Aereo Inc. (“Aereo”) is a company that sells a service that allows its subscribers to watch television programs over the internet. Aereo’s system includes thousands of small antennas and other equipment housed in a warehouse that allows a user to select a show that is currently airing. Utilizing Aereo, subscribers could select an out of network television program, and remotely view the selected program.

American Broadcasting (the petitioners) are television producers, marketers, distributors that own the copyrights of many of the distributed programs that are streamed by Aereo, and used for copyright infringement. Specifically, the petitioners argued that Aereo infringed on their copyright right to “perform” their copyrighted works “publically.”

One of the main contention points was whether Aereo actually “performed” the copyrighted works, because Aereo did not provide anything other than enhancing the viewer’s capacity to receive the broadcaster’s signals, and that the reception of signals is essentially a viewer function.  If this view was taken, then American Broadcasting would have to sue each user individually, which would be much harder than stopping a company from operating.

However, the Supreme Court stated that the Copyright Act has been amended, and states to perform an audiovisual work means “to shows its images in any sequence or to make that sounds accompanying it audible.” Thus, both the broadcaster and the viewer “perform.” The Supreme Court also stated that the Copyright Act also include a “transmit clause”, that specifically states that an entity performs when it transmits a performance to the public.
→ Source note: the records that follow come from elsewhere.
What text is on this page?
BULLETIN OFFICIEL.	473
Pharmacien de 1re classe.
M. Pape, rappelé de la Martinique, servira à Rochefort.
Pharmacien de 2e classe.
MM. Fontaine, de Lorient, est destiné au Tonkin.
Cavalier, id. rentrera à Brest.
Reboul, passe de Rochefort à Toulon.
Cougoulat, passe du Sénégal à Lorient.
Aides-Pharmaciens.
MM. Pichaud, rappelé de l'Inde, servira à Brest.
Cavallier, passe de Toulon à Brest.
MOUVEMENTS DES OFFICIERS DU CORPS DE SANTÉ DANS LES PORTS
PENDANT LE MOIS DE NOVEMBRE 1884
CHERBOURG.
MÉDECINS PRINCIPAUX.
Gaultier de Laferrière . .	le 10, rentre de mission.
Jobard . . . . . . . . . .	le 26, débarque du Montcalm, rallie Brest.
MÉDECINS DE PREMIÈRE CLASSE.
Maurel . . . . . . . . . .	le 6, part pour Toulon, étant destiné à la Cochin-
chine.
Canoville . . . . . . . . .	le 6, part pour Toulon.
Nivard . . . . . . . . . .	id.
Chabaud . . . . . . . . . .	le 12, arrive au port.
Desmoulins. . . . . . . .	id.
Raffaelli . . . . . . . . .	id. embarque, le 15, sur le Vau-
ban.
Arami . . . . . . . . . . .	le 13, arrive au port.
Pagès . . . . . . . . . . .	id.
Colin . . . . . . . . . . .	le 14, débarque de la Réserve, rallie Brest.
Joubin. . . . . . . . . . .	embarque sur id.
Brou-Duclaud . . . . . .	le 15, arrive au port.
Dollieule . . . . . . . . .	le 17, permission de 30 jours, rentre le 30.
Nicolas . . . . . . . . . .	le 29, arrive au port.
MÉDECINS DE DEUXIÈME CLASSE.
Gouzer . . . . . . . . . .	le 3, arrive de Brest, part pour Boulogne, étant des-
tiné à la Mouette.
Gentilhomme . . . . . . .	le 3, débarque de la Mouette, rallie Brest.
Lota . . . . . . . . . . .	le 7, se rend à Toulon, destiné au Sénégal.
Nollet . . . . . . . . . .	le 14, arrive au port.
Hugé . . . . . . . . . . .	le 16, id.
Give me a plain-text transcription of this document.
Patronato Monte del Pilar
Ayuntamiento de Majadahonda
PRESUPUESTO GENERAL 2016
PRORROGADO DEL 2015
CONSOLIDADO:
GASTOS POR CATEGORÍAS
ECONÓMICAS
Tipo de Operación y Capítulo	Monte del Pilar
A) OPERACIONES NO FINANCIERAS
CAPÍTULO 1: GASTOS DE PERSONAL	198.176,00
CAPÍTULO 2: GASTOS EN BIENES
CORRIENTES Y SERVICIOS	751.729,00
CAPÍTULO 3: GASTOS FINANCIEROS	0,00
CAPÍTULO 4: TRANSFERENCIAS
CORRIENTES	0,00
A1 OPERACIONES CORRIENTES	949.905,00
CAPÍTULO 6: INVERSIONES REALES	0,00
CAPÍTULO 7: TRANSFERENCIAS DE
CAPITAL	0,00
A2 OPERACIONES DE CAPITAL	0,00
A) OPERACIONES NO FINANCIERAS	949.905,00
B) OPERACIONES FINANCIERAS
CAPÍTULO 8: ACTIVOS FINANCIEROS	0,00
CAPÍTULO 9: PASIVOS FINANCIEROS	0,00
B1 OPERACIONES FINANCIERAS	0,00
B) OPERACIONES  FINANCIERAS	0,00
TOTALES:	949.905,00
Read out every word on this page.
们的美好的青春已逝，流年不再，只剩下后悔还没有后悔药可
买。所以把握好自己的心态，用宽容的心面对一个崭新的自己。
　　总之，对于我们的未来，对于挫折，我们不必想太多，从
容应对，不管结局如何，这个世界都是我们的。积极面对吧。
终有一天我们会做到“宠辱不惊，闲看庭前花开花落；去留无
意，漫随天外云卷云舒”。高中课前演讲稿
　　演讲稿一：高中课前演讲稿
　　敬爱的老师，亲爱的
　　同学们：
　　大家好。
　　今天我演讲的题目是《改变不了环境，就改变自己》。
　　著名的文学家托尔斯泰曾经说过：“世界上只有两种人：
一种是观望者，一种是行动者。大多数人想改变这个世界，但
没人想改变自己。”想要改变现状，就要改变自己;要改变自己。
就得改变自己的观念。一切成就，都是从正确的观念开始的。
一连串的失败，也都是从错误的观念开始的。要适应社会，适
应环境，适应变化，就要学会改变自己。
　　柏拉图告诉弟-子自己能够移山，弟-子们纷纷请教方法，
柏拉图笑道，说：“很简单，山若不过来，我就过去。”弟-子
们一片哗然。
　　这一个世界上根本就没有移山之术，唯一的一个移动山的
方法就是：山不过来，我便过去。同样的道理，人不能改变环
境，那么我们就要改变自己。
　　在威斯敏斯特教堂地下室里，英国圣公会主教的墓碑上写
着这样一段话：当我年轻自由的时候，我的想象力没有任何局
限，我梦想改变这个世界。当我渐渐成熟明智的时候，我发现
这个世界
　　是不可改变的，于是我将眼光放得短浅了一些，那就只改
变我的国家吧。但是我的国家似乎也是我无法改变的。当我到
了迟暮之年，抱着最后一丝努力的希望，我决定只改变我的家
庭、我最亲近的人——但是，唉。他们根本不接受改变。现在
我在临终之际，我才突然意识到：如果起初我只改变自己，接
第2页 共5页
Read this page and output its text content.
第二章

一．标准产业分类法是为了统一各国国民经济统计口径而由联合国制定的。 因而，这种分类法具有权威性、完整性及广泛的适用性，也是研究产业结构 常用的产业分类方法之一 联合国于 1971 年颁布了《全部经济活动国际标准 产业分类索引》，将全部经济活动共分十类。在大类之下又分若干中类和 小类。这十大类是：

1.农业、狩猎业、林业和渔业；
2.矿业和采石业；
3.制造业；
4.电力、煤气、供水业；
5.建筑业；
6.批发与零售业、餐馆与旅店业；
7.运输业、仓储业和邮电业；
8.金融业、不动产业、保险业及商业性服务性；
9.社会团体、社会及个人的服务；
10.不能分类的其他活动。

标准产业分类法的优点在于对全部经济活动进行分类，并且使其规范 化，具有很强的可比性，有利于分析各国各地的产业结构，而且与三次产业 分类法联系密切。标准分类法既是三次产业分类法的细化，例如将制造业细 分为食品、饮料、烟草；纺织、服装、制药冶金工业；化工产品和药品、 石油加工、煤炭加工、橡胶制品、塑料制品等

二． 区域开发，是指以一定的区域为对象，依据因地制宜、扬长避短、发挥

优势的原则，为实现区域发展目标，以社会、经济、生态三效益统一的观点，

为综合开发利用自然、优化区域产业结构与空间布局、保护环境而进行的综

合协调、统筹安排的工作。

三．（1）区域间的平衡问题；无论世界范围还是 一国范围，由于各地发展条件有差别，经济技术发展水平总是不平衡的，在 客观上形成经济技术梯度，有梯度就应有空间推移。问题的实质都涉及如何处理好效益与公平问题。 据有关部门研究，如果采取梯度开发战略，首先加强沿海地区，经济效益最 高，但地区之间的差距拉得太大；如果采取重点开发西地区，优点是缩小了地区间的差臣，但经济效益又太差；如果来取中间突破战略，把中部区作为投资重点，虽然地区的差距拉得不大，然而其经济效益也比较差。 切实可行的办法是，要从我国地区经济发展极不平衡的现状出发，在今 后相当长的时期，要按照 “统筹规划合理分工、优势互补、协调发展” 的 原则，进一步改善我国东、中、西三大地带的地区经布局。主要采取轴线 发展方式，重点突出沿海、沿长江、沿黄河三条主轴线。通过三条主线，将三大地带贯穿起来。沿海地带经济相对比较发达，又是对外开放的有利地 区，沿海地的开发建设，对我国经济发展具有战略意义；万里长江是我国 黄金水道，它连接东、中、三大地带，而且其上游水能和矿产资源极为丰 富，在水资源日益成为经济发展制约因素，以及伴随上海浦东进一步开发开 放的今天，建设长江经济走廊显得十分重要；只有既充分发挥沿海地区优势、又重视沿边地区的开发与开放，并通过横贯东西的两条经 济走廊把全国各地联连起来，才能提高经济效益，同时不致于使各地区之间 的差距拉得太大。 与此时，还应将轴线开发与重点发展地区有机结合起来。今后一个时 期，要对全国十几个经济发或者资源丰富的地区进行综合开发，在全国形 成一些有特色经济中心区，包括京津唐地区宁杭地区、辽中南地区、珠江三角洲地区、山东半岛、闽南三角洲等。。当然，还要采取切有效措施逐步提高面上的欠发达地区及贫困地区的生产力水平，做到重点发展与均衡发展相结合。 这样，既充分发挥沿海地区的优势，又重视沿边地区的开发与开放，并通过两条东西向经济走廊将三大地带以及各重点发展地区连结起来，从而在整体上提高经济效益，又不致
Therefore, the Supreme Court stated that Aereo infringed copyrights because it transmitted copyrighted work to the public.

PATENT ATTORNEY TAKE-A-WAYS:

  1. The court stated here that Aereo was infringing due to statutory intent of the copyright act. It will be interesting to see how “statutory intent” will be read into further cases dealing with time-shifting and space-shifting. Such as Slingbox, where you can locally store recorded TV shows and send them to yourself.  With Slingbox the reproduction isn’t to the “public” because you are transmitting the data to yourself. I am curious to see if there are set number of subscription limits to due this.
  2. With the “statutory intent” holding of the case, it will be interesting to see if doctrine is further expanded to claim construction, such as is held in the EU, where claims are given a broader reading based on their intent rather than their literal meaning.
  3. I find the Supreme Court holding that Aereo is actually performing because the decision to retrace the copyrighted content is based on the viewer, where the viewer “tunes” the antenna to specific content, and what comes through that channel may or may not be copyrighted. Secondary liability here (such as Napster) makes more sense to me than direct liability. I am curious if Aereo was to limit what was being shown (broadcast TV, cable where user’s had a subscription) if this case would have come out differently.
  4. Why don’t cable companies just encrypt their signals? Therefore, someone without encryption couldn’t view the data anyway?